Sam Stewart at Fort Gansevoort
Sam Stewart‘s neo-Baroque exercise equipment is one of our favorite things in recent memory, so we were happy to see it abstracted into a playful installation at the Fort Gansevoort booth.
Peter Blake Gallery
For its Collective debut, the Laguna Beach–based Peter Blake Gallery showed off its vast collection of California Light & Space artists — including a rare, pink pearlescent Craig Kauffman piece in vacuum-formed plastic.

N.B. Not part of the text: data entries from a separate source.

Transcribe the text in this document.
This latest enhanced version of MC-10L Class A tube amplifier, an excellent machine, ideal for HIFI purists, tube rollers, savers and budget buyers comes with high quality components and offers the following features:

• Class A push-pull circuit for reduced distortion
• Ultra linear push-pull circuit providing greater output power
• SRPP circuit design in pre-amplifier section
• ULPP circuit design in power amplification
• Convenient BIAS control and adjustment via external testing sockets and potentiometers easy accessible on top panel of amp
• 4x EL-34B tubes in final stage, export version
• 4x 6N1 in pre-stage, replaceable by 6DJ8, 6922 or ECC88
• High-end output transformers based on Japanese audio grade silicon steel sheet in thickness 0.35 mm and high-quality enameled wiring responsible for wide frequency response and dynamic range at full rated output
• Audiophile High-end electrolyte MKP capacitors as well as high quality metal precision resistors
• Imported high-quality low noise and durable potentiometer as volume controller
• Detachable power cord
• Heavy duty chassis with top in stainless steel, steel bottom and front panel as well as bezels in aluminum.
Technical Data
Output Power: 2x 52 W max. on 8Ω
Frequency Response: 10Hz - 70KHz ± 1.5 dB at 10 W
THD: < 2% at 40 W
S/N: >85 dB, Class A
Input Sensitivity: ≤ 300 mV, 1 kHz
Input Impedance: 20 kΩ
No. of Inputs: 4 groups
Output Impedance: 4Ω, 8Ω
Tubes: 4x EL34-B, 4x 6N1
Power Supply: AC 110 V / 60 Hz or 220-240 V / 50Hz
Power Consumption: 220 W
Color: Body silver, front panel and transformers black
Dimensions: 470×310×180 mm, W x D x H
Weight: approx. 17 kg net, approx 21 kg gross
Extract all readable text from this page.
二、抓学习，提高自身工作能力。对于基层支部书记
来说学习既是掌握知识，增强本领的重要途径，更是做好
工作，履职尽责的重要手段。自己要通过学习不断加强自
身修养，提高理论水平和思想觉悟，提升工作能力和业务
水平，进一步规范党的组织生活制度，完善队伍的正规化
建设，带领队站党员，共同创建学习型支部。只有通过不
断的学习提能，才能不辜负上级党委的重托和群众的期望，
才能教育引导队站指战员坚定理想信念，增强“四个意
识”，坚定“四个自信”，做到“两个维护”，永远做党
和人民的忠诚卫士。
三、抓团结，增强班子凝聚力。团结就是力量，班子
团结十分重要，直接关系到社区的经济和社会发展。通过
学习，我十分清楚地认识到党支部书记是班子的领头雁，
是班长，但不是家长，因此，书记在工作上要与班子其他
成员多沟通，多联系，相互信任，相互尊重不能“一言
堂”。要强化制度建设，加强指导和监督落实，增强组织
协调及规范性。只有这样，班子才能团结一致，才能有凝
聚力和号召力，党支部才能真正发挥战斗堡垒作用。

Also on view were a pair of 1950s Fontana Arte sconces, a Gio Ponti pitcher, a Vladimir Kagan sofa, and a 1982 Philippe Starck chair that the Blakes had recovered in a Wiener Werkstatte–inspired fabric from Dedar Milano.
Objects of Common Interest VIP Lounge
We called it on the glass blocks trend! For the VIP lounge, designers Leonidas Trampoukis and Elena Petaloti of the NYC- and Greece-based duo Objects of Common Interest used 420 glass blocks to construct floating furniture islands, topped and anchored by cut acrylic sheets in warm, earth-hued tones.
Brook Landscape x Jesse Seegers
Okay, so we didn’t actually realize that you could enter the boy-in-the-bubble structure fabricated by landscape designer Brook Klausing and Jesse Seegers … but from these photos, kind of wish we had?
This was another piece that kind of fooled us — in preview photos, Johanna Grawunder‘s kinetic sculpture appears almost life-sized. In person, it’s about the size of a small microwave.
Reunion Goods & Services Café
Reunion Goods & Services was in charge of outfitting the café this year, and we loved this pentagonal seating situation for hanging out and heavily Instagramming.